Courses for Academic Writing

The Academic Writing Program offers instruction in rhetoric and composition at the Introductory and Advanced levels. We teach over 30 sections of Writing 1000: An Introduction to Academic Writing each year. In addition, we offer instruction in advanced rhetoric and discourse analysis in our Writing 2000: Writing in the Disciplines Series.

You might also consider an Independent Study, a writing-intensive exploration of a topic of your choice, the focus and content of which is developed in conjunction with your instructor. For more information about Independent Studies, consult Part 7, Section 18 of the U of L Calendar.


Undergraduate Studies

Writing 1000

Writing 1000: An Introduction to Academic Writing

Credit hours: 3.00
Contact hours per week: 3-0-0
Lib Ed Req: Fine Arts and Humanities

Writing 1000 is designed to help students develop skills in academic reading, writing, and reasoning at the university level. In broad terms, students will learn rhetorical strategies for summary, analysis, and persuasion, with particular emphasis placed on writing research papers. There will also be a grammar unit, which addresses typical sentence-level and punctuation problems for students who write in academic contexts, and instruction in Information Literacy.

The focus of this course is on the kinds of reading and writing that are salient to scholarly culture--on the genres that are used in research writing and teaching at the modern research university (perhaps most obviously, the research paper). One of the most obvious features of scholary discourse is citation--the attribution of speech or writing to others (usually experts in the discipline or field). In Writing 1000, students learn not just how to cite, but why citation matters, why the statements of other experts (existing knowledge) are essential in the production of reliable new knowledge.

Please stop by the Academic Writing Program or the Writing Centre for more information about Writing 1000 and how it might be helpful to you as you complete your undergraduate degree.

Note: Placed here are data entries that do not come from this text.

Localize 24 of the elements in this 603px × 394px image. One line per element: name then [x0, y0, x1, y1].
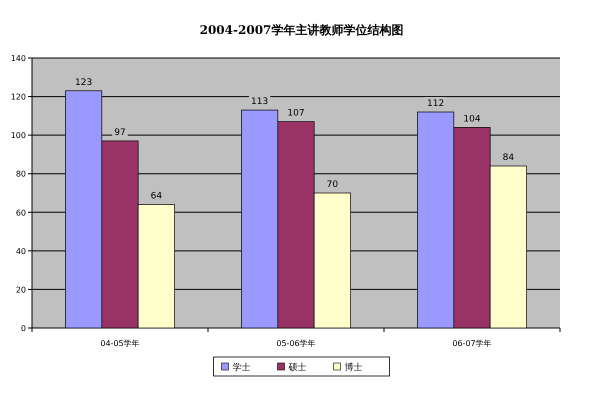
data-label: 123 — [75, 78, 92, 88]
x-tick-label: 05-06学年 — [276, 339, 316, 348]
data-label: 112 — [427, 99, 444, 109]
y-tick-label: 40 — [16, 246, 26, 256]
legend-label: 学士 — [232, 362, 250, 373]
data-label: 104 — [463, 114, 481, 124]
y-tick-label: 120 — [10, 92, 26, 102]
legend-label: 博士 — [344, 362, 362, 373]
y-tick-label: 0 — [20, 324, 26, 333]
y-tick-label: 80 — [16, 170, 26, 179]
y-tick-label: 140 — [10, 54, 26, 63]
data-label: 84 — [502, 153, 514, 163]
y-tick-label: 100 — [10, 131, 26, 140]
data-label: 70 — [326, 180, 338, 190]
data-label: 107 — [287, 108, 305, 119]
chart-title: 2004-2007学年主讲教师学位结构图 — [200, 23, 404, 37]
legend-label: 硕士 — [288, 362, 306, 373]
x-tick-label: 04-05学年 — [100, 339, 140, 348]
data-label: 97 — [114, 128, 126, 138]
data-label: 113 — [251, 97, 268, 108]
x-tick-label: 06-07学年 — [452, 339, 492, 348]
y-tick-label: 20 — [16, 285, 26, 294]
y-tick-label: 60 — [16, 208, 26, 218]
data-label: 64 — [150, 192, 162, 202]
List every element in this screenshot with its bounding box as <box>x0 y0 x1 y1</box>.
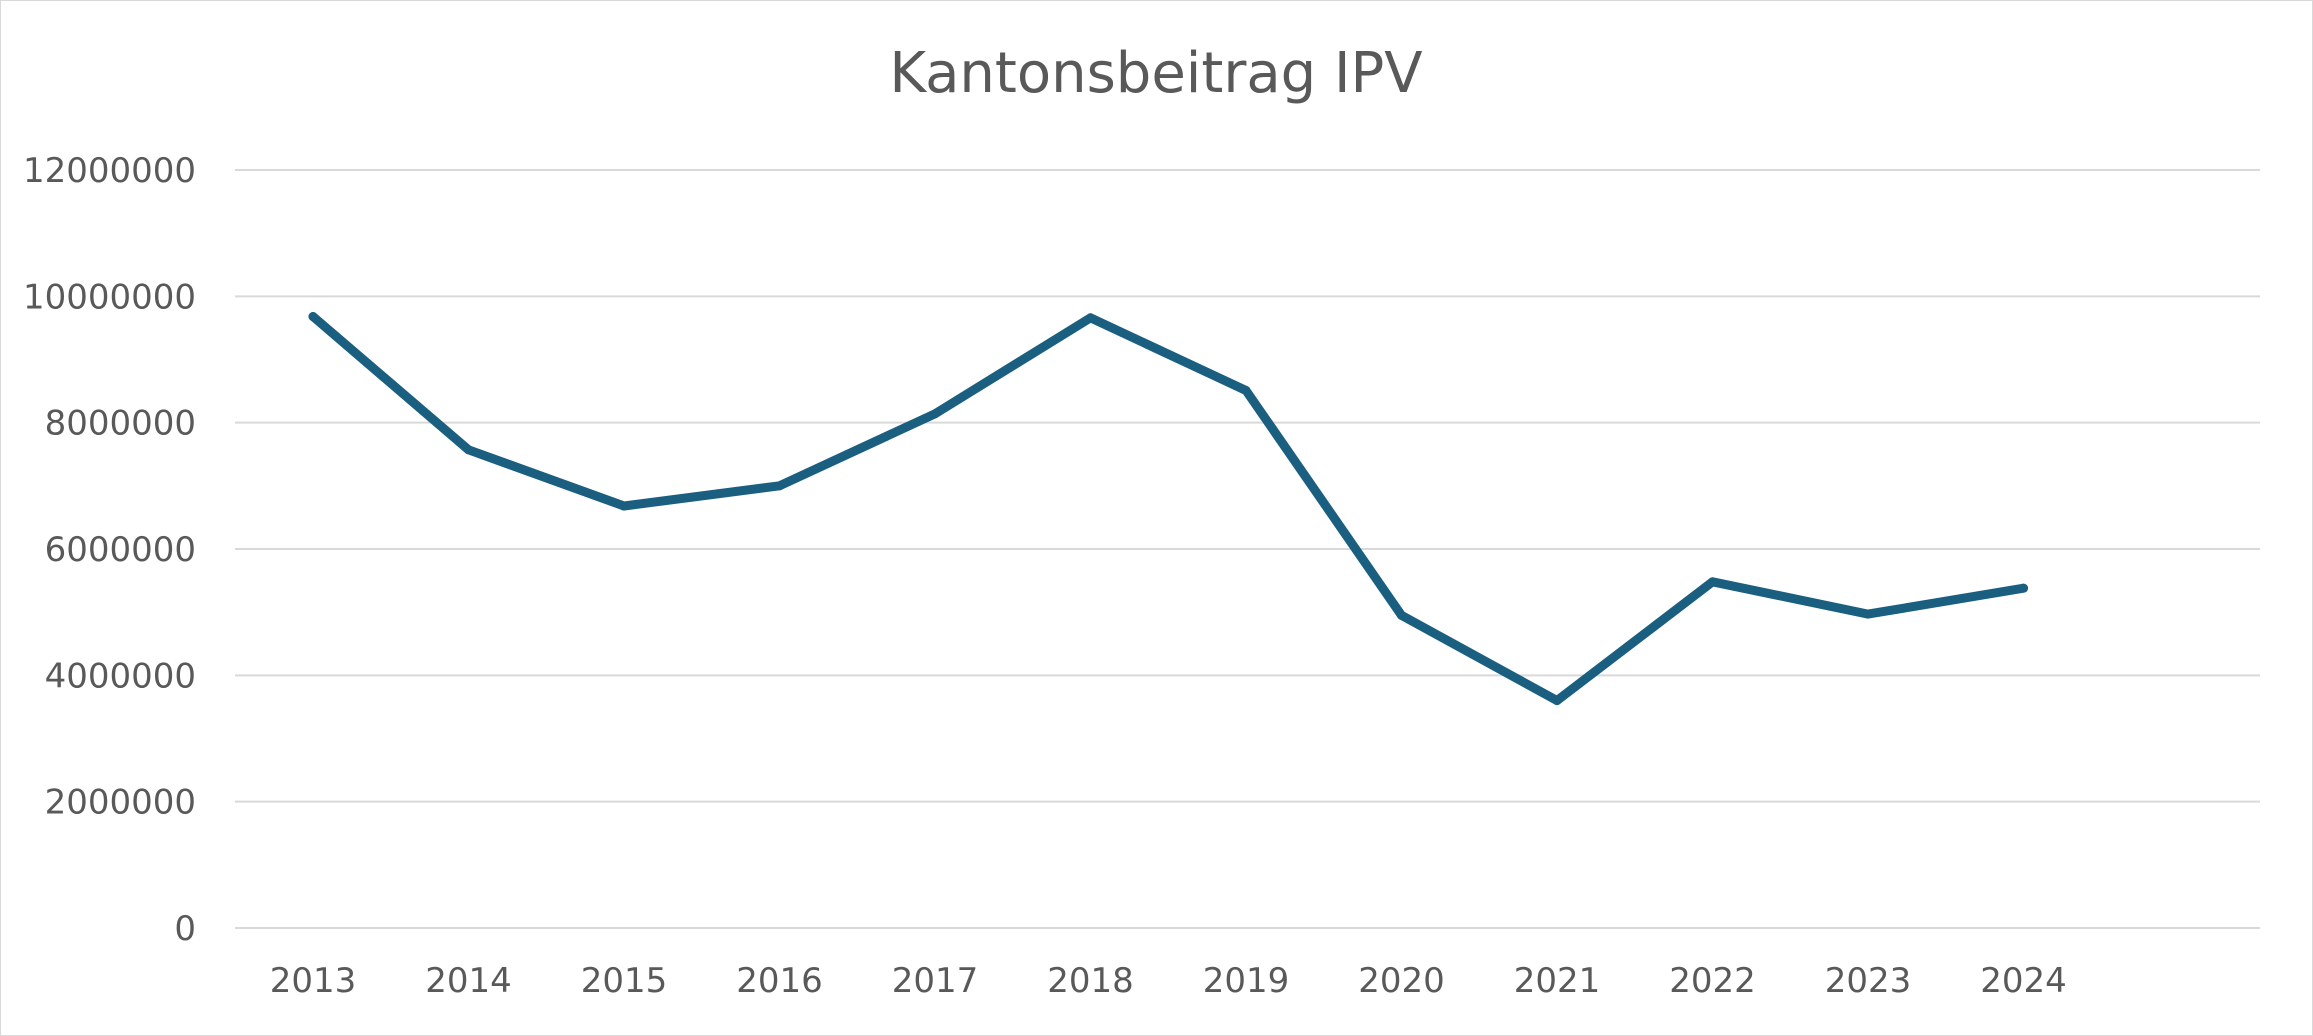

Writing 1200: Writing for Engineering Students

Credit hours: 3.00

Contact hours per week: 3-0-0

Effective written and oral communication. Focus on fundamental writing skills, including building effective sentences and paragraphs, and on clear communication across a range of genres and media used in academic and professional contexts, including correspondence and presentations. Principles of information gathering, analysis, and citation.

Prerequisite(s):Admission to the Engineering Program

Mutually Exclusive:
Writing 1000

Equivalent:Writing 1850 (Writing for Engineering Students) (prior to 2019/2020)

Substantially Similar:
Writing 1000

Lib Ed Req:Fine Arts and Humanities

Writing 2000

Writing 2000: Writing in the Disciplines Series

Credit hours: 3.00
Contact hours per week: 3-0-0
Lib Ed Req: Fine Arts and Humanities
Prerequisite: Writing 1000

Our Writing in the Disciplines Series consists of upper-level courses that focus on the rhetorical aspects of a particular discipline or theme. Students should expect to consider rhetorical and compositional elements at an advanced level, as well as to explore the ways that ideology and language shape--and are shaped by--the disciplines.

The Academic Writing Program usually offers at least one Writing in the Disciplines Series course per term, depending upon availability of instructors.

Writing 3000/Liberal Education 3000: Writing in the Modern Research University

LBED 3000 / WRIT 3000:  Writing in the Modern Research University

How communication shapes universities: knowledge production, disciplinary styles, ways of knowing, knowledge translation, scholarly identities, socio-cultural and political dimensions.

Graduate Studies

Writing 5850

Writing 5850/7850: Essentials for Scholarly Communication

This seminar-style course examines scholarly communication with the aim of cultivating the sophisticated rhetorical awareness and composition skills necessary for success in graduate programs and professional writing beyond. We will explore a variety of critical and rhetorical approaches for academic writing that will facilitate an awareness of the ideologically-driven practices, forms, conventions, and styles that govern the translation of disciplinary research into written knowledge in our respective fields. We will examine prevalent genres of scholarship taken from a variety of disciplines (such as proposals, abstracts, articles, and theses), identify the common rhetorical moves and communicative strategies appearing in those genres (such as the organisation, position and voice of the researcher, the engagement with sources, claim-making strategies, etc.), discuss the social and political processes involved in writing for our discipline (such as collaborating with other researchers and working with mentors and editors), and apply this knowledge of genre conventions and disciplinary practices to the writing of our own research (such as our own articles and critiques). The major goal of this course is for students to develop rhetorical practices for writing within discipline-specific genres to better prepare them for effectively entering disciplinary conversations through research writing.